The first troll tunnel is just ahead. We continue standing there.

We don’t hate each other. We shouldn’t hate each other’s histories, either.

I can’t shake away all of those feelings. Not immediately, at least. I doubt Jackson can either, especially here in Central Park, where I’m acting as a guide on a tour you should be leading. Our situation is like some rigged card game, and the hand the universe laid out for us is made entirely of jesters; we’re some cosmic joke. But maybe we don’t have to fold so easily. Maybe we can keep playing the game and make kings of ourselves, in spite of it all.

I step to Jackson, look him in his strained eyes, one still redder than the other because of that popped vessel. I hug the hell out of him. I hug him for him, because he knows firsthand how love and heartbreak can turn someone crazy and suspicious.

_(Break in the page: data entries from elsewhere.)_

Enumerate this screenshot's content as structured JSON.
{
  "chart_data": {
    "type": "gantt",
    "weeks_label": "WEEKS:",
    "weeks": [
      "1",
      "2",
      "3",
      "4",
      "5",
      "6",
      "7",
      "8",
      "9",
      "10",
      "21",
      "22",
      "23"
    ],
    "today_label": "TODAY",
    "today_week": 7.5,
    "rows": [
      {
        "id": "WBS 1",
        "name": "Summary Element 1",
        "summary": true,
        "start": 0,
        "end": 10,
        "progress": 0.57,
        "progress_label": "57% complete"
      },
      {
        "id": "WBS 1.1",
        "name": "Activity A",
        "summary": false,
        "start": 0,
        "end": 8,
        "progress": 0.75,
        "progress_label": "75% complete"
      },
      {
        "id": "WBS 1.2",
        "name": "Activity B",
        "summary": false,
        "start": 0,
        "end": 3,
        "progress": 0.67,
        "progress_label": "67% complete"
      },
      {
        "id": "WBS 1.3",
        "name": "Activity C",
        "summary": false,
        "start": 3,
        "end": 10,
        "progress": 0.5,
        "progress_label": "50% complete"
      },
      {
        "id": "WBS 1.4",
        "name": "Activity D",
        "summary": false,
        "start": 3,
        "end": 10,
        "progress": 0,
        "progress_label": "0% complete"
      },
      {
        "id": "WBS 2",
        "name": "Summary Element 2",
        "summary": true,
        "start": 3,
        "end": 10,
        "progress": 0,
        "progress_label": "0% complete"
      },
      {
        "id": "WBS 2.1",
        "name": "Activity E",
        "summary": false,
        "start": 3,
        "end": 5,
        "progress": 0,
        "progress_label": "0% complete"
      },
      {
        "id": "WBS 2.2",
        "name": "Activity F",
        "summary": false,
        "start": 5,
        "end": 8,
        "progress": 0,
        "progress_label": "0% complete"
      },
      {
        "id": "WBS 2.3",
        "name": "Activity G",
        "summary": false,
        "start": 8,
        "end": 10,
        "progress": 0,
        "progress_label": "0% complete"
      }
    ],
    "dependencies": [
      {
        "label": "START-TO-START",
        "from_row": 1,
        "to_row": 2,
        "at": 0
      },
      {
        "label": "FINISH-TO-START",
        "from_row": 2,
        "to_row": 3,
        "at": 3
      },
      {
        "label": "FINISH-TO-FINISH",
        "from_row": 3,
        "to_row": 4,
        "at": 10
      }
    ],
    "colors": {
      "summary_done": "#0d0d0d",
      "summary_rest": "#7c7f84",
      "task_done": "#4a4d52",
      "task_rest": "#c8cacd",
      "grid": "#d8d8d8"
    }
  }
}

I hug him for you, so you’ll be proud of me for doing the right thing instead of turning my back on him like I did the other night. I hug him for myself because his brutal honesty is somehow saving me from feeling worthless and defeated. I hug him for all of us because we’re no longer forces battling against one another.

“We’re finally doing something right,” I say, taking a step away from him.

“Too bad we couldn’t be this mature when he was alive,” Jackson says. “Maybe we would’ve gotten there eventually.”

I nod. “I hate that we complicated his life the way we did . . . and I hate that maybe it would’ve gotten to a point where Theo would’ve felt forced to say goodbye to me or you—or even both of us since we couldn’t get along.”